A chefe dele, a Senhora Almeida, ameaçou-me, dizendo que eu "criaria inimigos poderosos".
Ele pediu a custódia total, alegando que eu era "incapaz" e "emocional demais".
Como ele pôde usar a tragédia que ele causou contra mim? Como este homem pôde virar-se contra a sua própria filha por dinheiro e poder?
Mas eu não ia ceder. Não para ele, nem para a sua chefe, nem para a sua mãe.
Eu ia lutar pela minha filha. E a verdade estava prestes a ser revelada.
O meu nome é Sofia. Sou médica. E este é o dia em que o meu casamento acaba.
Eu estava no meio de uma cirurgia cardíaca complexa quando o hospital inteiro tremeu.
As luzes piscaram violentamente e um alarme estridente soou pelos corredores.
"Código Vermelho! Código Vermelho! Desabamento estrutural na ala pediátrica! Repito, desabamento na ala pediátrica!"
O meu coração parou.
A minha filha, a minha pequena Eva de cinco anos, estava na ala pediátrica.
Ela estava lá para um simples check-up de rotina.
O meu bisturi tremeu na minha mão. O meu assistente, Dr. Mendes, olhou para mim com os olhos arregalados.
"Dra. Sofia, a sua filha..."
"Continue a sutura," ordenei, a minha voz soando estranhamente calma, quase robótica. "Não podemos perder este paciente."

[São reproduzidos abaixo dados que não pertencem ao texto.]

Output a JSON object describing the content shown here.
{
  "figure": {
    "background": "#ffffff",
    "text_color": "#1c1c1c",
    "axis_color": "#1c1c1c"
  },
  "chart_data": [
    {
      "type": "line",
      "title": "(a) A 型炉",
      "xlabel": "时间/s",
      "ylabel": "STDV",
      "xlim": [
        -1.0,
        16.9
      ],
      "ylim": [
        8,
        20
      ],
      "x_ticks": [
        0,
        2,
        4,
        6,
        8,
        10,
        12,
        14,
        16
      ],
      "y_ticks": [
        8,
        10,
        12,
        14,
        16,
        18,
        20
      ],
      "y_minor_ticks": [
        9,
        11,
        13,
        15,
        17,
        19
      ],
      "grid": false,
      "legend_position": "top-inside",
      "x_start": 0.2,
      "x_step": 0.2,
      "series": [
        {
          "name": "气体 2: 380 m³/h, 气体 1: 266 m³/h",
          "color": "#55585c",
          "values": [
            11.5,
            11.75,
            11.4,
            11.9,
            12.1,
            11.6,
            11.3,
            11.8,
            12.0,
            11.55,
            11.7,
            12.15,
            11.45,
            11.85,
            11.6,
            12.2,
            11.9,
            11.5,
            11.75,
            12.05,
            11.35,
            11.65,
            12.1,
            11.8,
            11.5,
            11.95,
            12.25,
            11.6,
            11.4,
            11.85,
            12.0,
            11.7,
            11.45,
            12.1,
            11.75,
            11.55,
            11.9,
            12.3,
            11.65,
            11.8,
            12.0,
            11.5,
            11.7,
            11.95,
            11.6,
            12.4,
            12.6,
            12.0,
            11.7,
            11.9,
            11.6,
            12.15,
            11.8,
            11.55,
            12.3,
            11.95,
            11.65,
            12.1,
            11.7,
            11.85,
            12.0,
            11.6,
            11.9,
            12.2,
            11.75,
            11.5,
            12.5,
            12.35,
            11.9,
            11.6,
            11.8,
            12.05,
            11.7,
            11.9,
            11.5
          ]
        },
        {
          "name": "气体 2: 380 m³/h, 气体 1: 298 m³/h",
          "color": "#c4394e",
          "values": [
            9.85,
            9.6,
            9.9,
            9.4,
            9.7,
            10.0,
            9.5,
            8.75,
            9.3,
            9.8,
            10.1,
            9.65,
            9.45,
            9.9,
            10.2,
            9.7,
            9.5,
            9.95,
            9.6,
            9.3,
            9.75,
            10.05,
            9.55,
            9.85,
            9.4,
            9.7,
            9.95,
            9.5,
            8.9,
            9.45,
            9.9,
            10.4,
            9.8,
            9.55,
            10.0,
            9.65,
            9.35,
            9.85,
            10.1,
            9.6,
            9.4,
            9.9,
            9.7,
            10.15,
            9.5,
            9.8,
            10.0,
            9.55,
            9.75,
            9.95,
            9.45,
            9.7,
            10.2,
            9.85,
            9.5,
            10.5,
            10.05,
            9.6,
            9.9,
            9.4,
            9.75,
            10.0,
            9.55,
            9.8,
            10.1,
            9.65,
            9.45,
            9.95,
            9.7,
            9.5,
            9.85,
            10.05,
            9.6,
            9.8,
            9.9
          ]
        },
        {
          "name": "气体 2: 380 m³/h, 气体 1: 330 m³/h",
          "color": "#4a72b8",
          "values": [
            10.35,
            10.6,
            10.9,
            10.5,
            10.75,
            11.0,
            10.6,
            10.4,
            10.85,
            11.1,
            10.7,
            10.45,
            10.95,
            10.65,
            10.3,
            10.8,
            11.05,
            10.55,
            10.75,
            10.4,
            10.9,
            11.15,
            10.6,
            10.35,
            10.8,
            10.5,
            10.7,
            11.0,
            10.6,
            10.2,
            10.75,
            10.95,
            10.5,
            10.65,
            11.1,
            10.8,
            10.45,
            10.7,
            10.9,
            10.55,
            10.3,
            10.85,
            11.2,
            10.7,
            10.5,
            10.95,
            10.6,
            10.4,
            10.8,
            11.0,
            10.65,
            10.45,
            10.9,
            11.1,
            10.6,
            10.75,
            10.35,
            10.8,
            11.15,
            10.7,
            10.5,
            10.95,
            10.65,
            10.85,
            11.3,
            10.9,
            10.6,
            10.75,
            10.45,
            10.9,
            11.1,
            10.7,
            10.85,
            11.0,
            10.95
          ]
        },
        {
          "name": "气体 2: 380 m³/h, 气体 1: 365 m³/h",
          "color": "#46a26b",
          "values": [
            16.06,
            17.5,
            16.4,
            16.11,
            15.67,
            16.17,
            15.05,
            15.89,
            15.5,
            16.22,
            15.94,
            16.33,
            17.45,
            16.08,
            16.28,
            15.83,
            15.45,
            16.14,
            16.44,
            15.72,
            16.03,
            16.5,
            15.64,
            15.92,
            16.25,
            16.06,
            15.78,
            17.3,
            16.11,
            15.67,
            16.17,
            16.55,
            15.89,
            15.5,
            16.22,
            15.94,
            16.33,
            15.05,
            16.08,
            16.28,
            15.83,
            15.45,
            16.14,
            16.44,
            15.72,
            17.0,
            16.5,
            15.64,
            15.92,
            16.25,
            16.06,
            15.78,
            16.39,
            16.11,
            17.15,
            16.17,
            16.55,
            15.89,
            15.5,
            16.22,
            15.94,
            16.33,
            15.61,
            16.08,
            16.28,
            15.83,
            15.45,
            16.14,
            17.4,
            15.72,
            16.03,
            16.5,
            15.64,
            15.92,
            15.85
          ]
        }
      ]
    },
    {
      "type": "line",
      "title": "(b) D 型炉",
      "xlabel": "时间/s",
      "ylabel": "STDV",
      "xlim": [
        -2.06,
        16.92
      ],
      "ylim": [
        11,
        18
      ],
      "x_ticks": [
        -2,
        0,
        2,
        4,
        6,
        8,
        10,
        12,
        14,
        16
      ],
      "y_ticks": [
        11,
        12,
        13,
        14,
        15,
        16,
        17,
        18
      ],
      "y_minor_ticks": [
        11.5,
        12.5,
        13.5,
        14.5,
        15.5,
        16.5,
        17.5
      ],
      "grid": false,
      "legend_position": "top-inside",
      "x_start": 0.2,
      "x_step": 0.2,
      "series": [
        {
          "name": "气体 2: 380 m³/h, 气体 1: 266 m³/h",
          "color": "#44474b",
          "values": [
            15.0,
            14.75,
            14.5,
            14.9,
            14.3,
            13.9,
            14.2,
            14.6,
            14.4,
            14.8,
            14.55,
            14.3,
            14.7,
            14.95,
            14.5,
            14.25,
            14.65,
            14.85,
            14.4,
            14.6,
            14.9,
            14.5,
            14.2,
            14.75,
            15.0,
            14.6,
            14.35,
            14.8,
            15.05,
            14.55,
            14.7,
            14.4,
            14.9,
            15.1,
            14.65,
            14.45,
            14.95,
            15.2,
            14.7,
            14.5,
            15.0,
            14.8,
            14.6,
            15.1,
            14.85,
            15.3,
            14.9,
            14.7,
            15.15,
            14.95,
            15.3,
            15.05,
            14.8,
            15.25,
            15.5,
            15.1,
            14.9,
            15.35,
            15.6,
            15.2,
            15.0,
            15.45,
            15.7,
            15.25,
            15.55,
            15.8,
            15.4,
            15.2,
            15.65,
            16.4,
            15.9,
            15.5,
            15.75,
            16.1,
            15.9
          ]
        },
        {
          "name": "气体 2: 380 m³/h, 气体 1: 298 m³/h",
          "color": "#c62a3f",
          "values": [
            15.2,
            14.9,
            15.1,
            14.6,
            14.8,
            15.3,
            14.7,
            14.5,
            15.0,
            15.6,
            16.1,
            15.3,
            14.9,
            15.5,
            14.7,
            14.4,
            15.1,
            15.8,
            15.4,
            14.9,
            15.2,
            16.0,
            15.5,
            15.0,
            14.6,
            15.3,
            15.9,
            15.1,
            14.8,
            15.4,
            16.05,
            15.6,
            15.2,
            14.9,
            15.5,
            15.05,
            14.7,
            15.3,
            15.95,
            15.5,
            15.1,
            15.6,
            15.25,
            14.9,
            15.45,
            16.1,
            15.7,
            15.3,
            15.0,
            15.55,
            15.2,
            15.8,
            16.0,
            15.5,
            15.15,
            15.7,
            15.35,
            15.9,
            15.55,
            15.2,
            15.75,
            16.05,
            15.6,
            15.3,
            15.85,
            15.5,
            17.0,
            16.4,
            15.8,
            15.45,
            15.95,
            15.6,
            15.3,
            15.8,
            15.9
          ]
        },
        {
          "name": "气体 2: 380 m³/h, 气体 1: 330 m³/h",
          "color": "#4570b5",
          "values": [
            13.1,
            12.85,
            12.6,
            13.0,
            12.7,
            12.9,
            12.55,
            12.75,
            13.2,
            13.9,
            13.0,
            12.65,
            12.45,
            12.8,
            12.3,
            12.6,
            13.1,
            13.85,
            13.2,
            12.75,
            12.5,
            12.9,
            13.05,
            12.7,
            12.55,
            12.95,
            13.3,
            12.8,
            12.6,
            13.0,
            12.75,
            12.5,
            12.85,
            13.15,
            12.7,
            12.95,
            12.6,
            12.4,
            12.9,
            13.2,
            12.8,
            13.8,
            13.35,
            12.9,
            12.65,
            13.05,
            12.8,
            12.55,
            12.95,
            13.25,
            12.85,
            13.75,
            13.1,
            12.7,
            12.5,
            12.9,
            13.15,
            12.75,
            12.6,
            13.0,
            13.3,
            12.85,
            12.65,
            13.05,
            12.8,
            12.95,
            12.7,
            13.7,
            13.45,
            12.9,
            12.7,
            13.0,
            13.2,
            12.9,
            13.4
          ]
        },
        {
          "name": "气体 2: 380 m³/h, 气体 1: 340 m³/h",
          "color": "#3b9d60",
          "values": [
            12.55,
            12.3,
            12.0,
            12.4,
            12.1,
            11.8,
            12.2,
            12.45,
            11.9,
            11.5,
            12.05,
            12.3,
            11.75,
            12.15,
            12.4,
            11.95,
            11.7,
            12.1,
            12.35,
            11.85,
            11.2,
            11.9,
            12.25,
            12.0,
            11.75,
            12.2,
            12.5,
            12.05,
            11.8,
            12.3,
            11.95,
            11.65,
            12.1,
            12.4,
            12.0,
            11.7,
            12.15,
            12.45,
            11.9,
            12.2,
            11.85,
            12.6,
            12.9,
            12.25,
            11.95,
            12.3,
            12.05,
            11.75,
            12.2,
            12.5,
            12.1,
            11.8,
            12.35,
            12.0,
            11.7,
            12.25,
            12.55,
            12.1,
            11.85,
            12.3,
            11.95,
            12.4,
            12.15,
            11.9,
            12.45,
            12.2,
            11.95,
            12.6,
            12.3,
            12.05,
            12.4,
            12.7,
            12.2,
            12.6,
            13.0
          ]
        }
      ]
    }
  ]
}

Entreguei os instrumentos ao Mendes, as minhas mãos a moverem-se com uma precisão que não sentia.
Cada segundo parecia uma eternidade. A minha mente estava dividida. Uma parte estava a guiar o Mendes através dos passos finais, a outra estava a gritar, a correr pelos corredores desabados, a procurar a minha filha.
Assim que o último ponto foi dado e o peito do paciente foi fechado, arranquei as minhas luvas ensanguentadas.
"Assuma o controlo," disse eu ao Mendes, sem esperar por uma resposta.
Corri para fora da sala de cirurgia como uma louca, ainda com a minha bata cirúrgica.
O caos reinava. Poeira, gritos, o cheiro a betão partido e a medo.
A ala pediátrica era uma zona de desastre. Uma parte do teto tinha cedido. Pessoal médico e pais corriam freneticamente.
E então eu vi-o.
O meu marido, Pedro.
Ele estava no meio dos escombros, segurando uma criança nos braços.
Mas não era a Eva.
Era o Leo, o filho da sua chefe, a Sra. Almeida.
Ele estava a entregar cuidadosamente o Leo a uma enfermeira, o seu rosto uma máscara de preocupação heróica.
"Pedro!" gritei, a minha voz a rasgar a minha garganta. "Onde está a Eva? A nossa filha!"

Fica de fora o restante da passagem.